Het Internet of Things leidt tot decentraal aangestuurde logistieke systemen, die daardoor nog sneller en efficiënter worden. De mogelijkheden strekken zich echter uit tot voorbij de vier muren van het warehouse, denk aan integratie van interne en externe logistiek. De grote uitdaging is standaardisatie.
Het Internet of Things belooft machines en apparaten via internet met elkaar te verbinden, zodat ze met elkaar gegevens kunnen uitwisselen en op basis daarvan zelfstandig beslissingen kunnen nemen. Helemaal nieuw in de logistiek is dat concept allerminst. Rollenbanen, magazijnkranen, sorteersystemen en automatisch geleide voertuigen zijn in veel warehouses al verbonden met elkaar, met scanners, sensoren en actuators en met warehouse management en warehouse control systemen die ervoor zorgen dat elk component van het systeem op het juiste moment de juiste handeling uitvoert. De vakbeurs Logistica die van 10 tot en met 13 november plaatsvindt in Utrecht, toont de ontwikkelingen op dat gebied.
Steeds intelligenter
Nu worden deze systemen vaak nog centraal aangestuurd, maar er is een ontwikkeling richting meer intelligentie in de componenten die een decentrale aansturing mogelijk maakt. Dat betekent dat de componenten zelf sneller en beter beslissingen kunnen nemen over bijvoorbeeld de beste route die een doos over een stelsel van rollenbanen kan afleggen. ‘Op termijn zullen we systemen krijgen die zichzelf opvoeden. Ze monitoren zichzelf, analyseren hoe een en ander efficiënter kan en zijn daardoor continu bezig zichzelf te optimaliseren’, vertelt Jan Vercammen, ceo van Egemin Automation.

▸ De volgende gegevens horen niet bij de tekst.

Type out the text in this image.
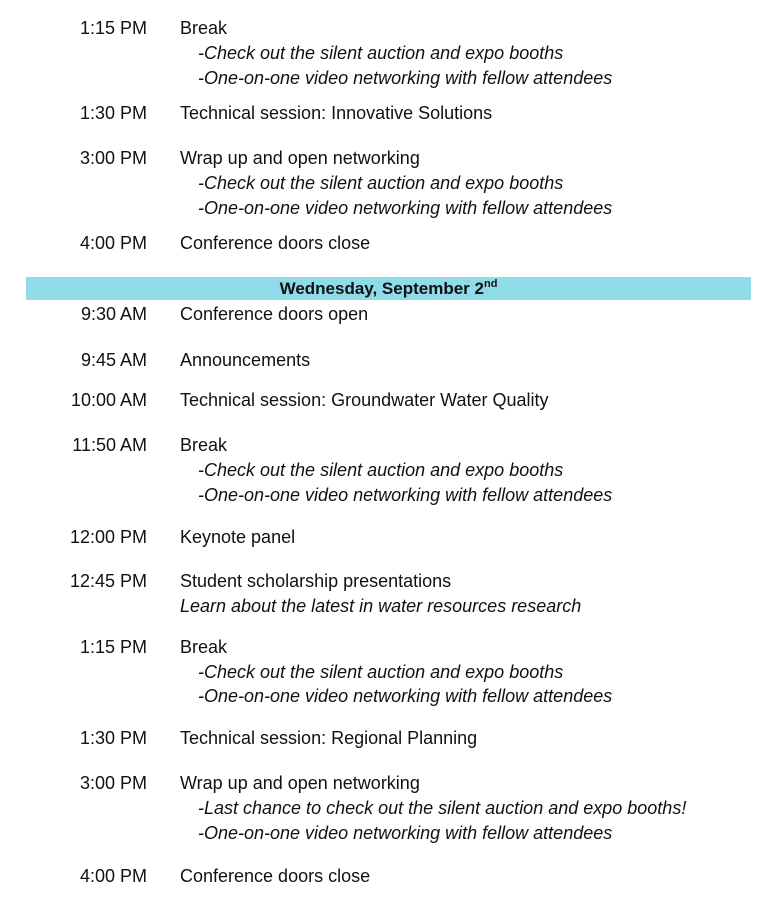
1:15 PM Break
-Check out the silent auction and expo booths
-One-on-one video networking with fellow attendees
1:30 PM Technical session: Innovative Solutions
3:00 PM Wrap up and open networking
-Check out the silent auction and expo booths
-One-on-one video networking with fellow attendees
4:00 PM Conference doors close
Wednesday, September 2nd
9:30 AM Conference doors open
9:45 AM Announcements
10:00 AM Technical session: Groundwater Water Quality
11:50 AM Break
-Check out the silent auction and expo booths
-One-on-one video networking with fellow attendees
12:00 PM Keynote panel
12:45 PM Student scholarship presentations
Learn about the latest in water resources research
1:15 PM Break
-Check out the silent auction and expo booths
-One-on-one video networking with fellow attendees
1:30 PM Technical session: Regional Planning
3:00 PM Wrap up and open networking
-Last chance to check out the silent auction and expo booths!
-One-on-one video networking with fellow attendees
4:00 PM Conference doors close
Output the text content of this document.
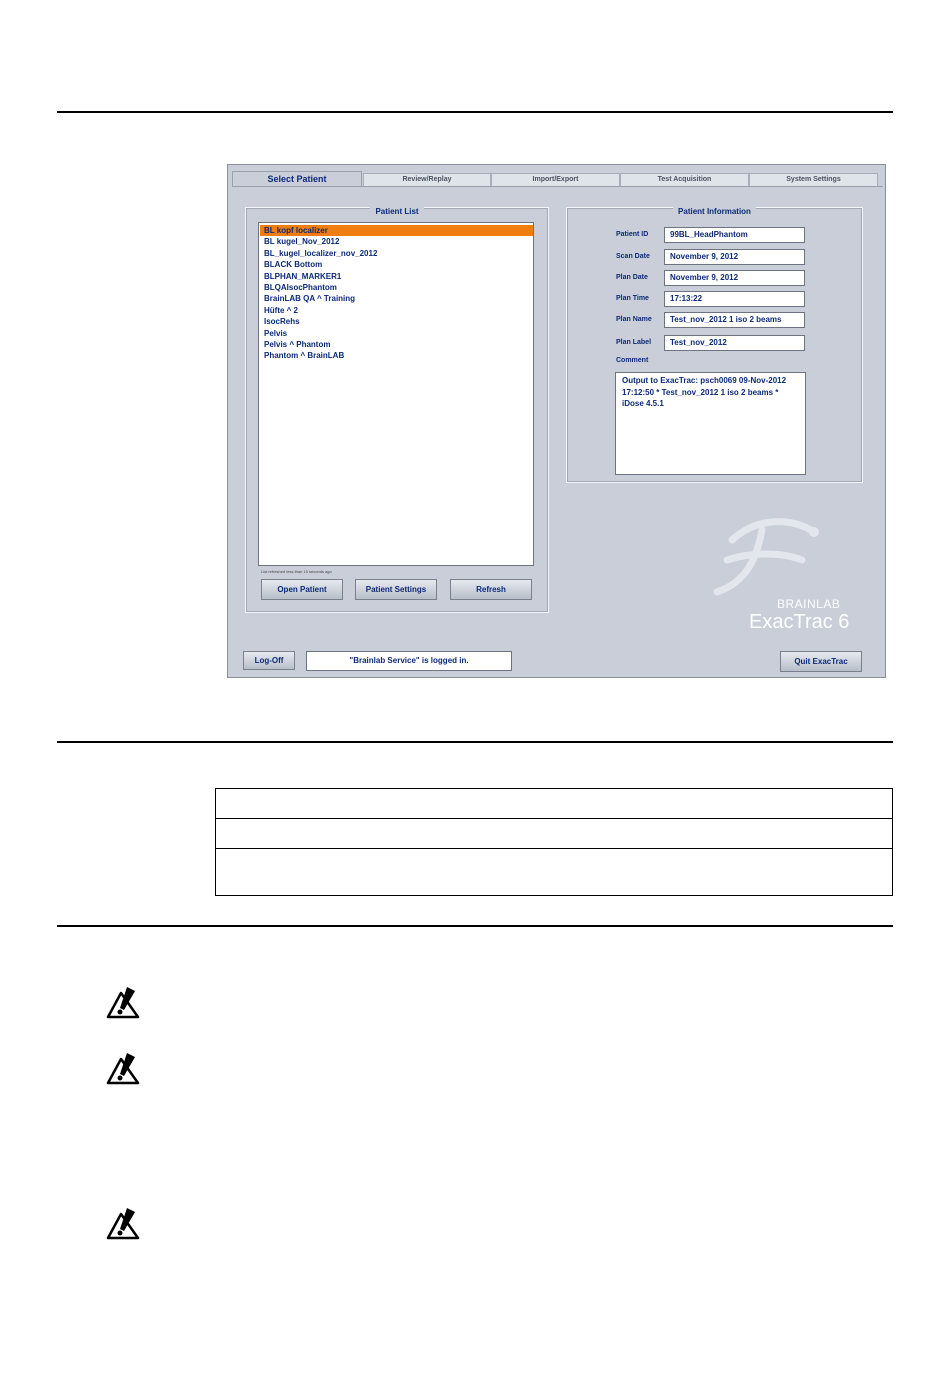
Select Patient	Review/Replay	Import/Export	Test Acquisition	System Settings
Patient List
BL kopf localizer
BL kugel_Nov_2012
BL_kugel_localizer_nov_2012
BLACK Bottom
BLPHAN_MARKER1
BLQAIsocPhantom
BrainLAB QA ^ Training
Hüfte ^ 2
IsocRehs
Pelvis
Pelvis ^ Phantom
Phantom ^ BrainLAB
List refreshed less than 10 seconds ago
Open Patient	Patient Settings	Refresh
Patient Information
Patient ID	99BL_HeadPhantom
Scan Date	November 9, 2012
Plan Date	November 9, 2012
Plan Time	17:13:22
Plan Name	Test_nov_2012 1 iso 2 beams
Plan Label	Test_nov_2012
Comment
Output to ExacTrac: psch0069 09-Nov-2012
17:12:50 * Test_nov_2012 1 iso 2 beams *
iDose 4.5.1
BRAINLAB
ExacTrac 6
Log-Off	"Brainlab Service" is logged in.	Quit ExacTrac
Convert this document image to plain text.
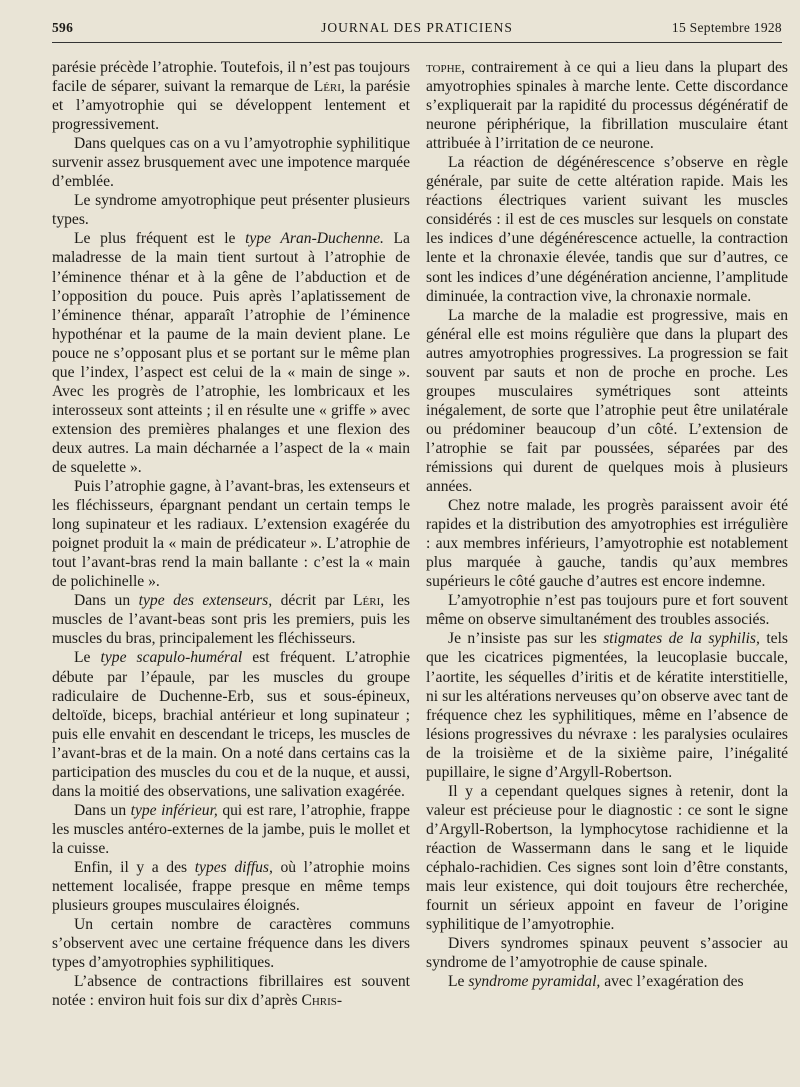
596	JOURNAL DES PRATICIENS	15 Septembre 1928

parésie précède l’atrophie. Toutefois, il n’est pas toujours facile de séparer, suivant la remarque de Léri, la parésie et l’amyotrophie qui se développent lentement et progressivement.

Dans quelques cas on a vu l’amyotrophie syphilitique survenir assez brusquement avec une impotence marquée d’emblée.

Le syndrome amyotrophique peut présenter plusieurs types.

Le plus fréquent est le type Aran-Duchenne. La maladresse de la main tient surtout à l’atrophie de l’éminence thénar et à la gêne de l’abduction et de l’opposition du pouce. Puis après l’aplatissement de l’éminence thénar, apparaît l’atrophie de l’éminence hypothénar et la paume de la main devient plane. Le pouce ne s’opposant plus et se portant sur le même plan que l’index, l’aspect est celui de la « main de singe ». Avec les progrès de l’atrophie, les lombricaux et les interosseux sont atteints ; il en résulte une « griffe » avec extension des premières phalanges et une flexion des deux autres. La main décharnée a l’aspect de la « main de squelette ».

Puis l’atrophie gagne, à l’avant-bras, les extenseurs et les fléchisseurs, épargnant pendant un certain temps le long supinateur et les radiaux. L’extension exagérée du poignet produit la « main de prédicateur ». L’atrophie de tout l’avant-bras rend la main ballante : c’est la « main de polichinelle ».

Dans un type des extenseurs, décrit par Léri, les muscles de l’avant-beas sont pris les premiers, puis les muscles du bras, principalement les fléchisseurs.

Le type scapulo-huméral est fréquent. L’atrophie débute par l’épaule, par les muscles du groupe radiculaire de Duchenne-Erb, sus et sous-épineux, deltoïde, biceps, brachial antérieur et long supinateur ; puis elle envahit en descendant le triceps, les muscles de l’avant-bras et de la main. On a noté dans certains cas la participation des muscles du cou et de la nuque, et aussi, dans la moitié des observations, une salivation exagérée.

Dans un type inférieur, qui est rare, l’atrophie, frappe les muscles antéro-externes de la jambe, puis le mollet et la cuisse.

Enfin, il y a des types diffus, où l’atrophie moins nettement localisée, frappe presque en même temps plusieurs groupes musculaires éloignés.

Un certain nombre de caractères communs s’observent avec une certaine fréquence dans les divers types d’amyotrophies syphilitiques.

L’absence de contractions fibrillaires est souvent notée : environ huit fois sur dix d’après Chris-

tophe, contrairement à ce qui a lieu dans la plupart des amyotrophies spinales à marche lente. Cette discordance s’expliquerait par la rapidité du processus dégénératif de neurone périphérique, la fibrillation musculaire étant attribuée à l’irritation de ce neurone.

La réaction de dégénérescence s’observe en règle générale, par suite de cette altération rapide. Mais les réactions électriques varient suivant les muscles considérés : il est de ces muscles sur lesquels on constate les indices d’une dégénérescence actuelle, la contraction lente et la chronaxie élevée, tandis que sur d’autres, ce sont les indices d’une dégénération ancienne, l’amplitude diminuée, la contraction vive, la chronaxie normale.

La marche de la maladie est progressive, mais en général elle est moins régulière que dans la plupart des autres amyotrophies progressives. La progression se fait souvent par sauts et non de proche en proche. Les groupes musculaires symétriques sont atteints inégalement, de sorte que l’atrophie peut être unilatérale ou prédominer beaucoup d’un côté. L’extension de l’atrophie se fait par poussées, séparées par des rémissions qui durent de quelques mois à plusieurs années.

Chez notre malade, les progrès paraissent avoir été rapides et la distribution des amyotrophies est irrégulière : aux membres inférieurs, l’amyotrophie est notablement plus marquée à gauche, tandis qu’aux membres supérieurs le côté gauche d’autres est encore indemne.

L’amyotrophie n’est pas toujours pure et fort souvent même on observe simultanément des troubles associés.

Je n’insiste pas sur les stigmates de la syphilis, tels que les cicatrices pigmentées, la leucoplasie buccale, l’aortite, les séquelles d’iritis et de kératite interstitielle, ni sur les altérations nerveuses qu’on observe avec tant de fréquence chez les syphilitiques, même en l’absence de lésions progressives du névraxe : les paralysies oculaires de la troisième et de la sixième paire, l’inégalité pupillaire, le signe d’Argyll-Robertson.

Il y a cependant quelques signes à retenir, dont la valeur est précieuse pour le diagnostic : ce sont le signe d’Argyll-Robertson, la lymphocytose rachidienne et la réaction de Wassermann dans le sang et le liquide céphalo-rachidien. Ces signes sont loin d’être constants, mais leur existence, qui doit toujours être recherchée, fournit un sérieux appoint en faveur de l’origine syphilitique de l’amyotrophie.

Divers syndromes spinaux peuvent s’associer au syndrome de l’amyotrophie de cause spinale.

Le syndrome pyramidal, avec l’exagération des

Vercammen maakt de vergelijking met de hedendaagse auto, die dankzij alle elektronica steeds intelligenter wordt. Denk bijvoorbeeld aan de navigatiesystemen, die op basis van verkeersdrukte steeds weer de route bijstellen.
Connectiviteit in de supply chain
Vercammen noemt twee ontwikkelingen die voortvloeien uit het Internet of Things. De eerste is de mogelijkheid van systemen om voortdurend hun eigen conditie te monitoren en zelf aan te geven wanneer ze onderhoud nodig hebben. ‘Dat voorkomt dat systemen stilvallen omdat een onderdeel het heeft begeven en leidt tegelijkertijd tot lagere onderhoudskosten omdat geen onderhoudsbeurten worden ingepland die eigenlijk nog niet nodig zijn.’
Een andere ontwikkeling is het met elkaar verbinden van interne en externe logistiek. ‘Dat zijn nu vaak nog gescheiden werelden, waartussen te weinig interactie bestaat. Stel je echter voor dat we rekening houdende met files een betrouwbare inschatting kunnen maken van de aankomsttijd van vrachtauto’s. Als de vrachtauto die communiceert aan het warehouse management systeem, kan dit systeem automatisch de planning aanpassen zodat de goederen op het juiste moment op de expeditievloer klaar staan. De connectiviteit in de supply chain zal nog verder moeten verbeteren.’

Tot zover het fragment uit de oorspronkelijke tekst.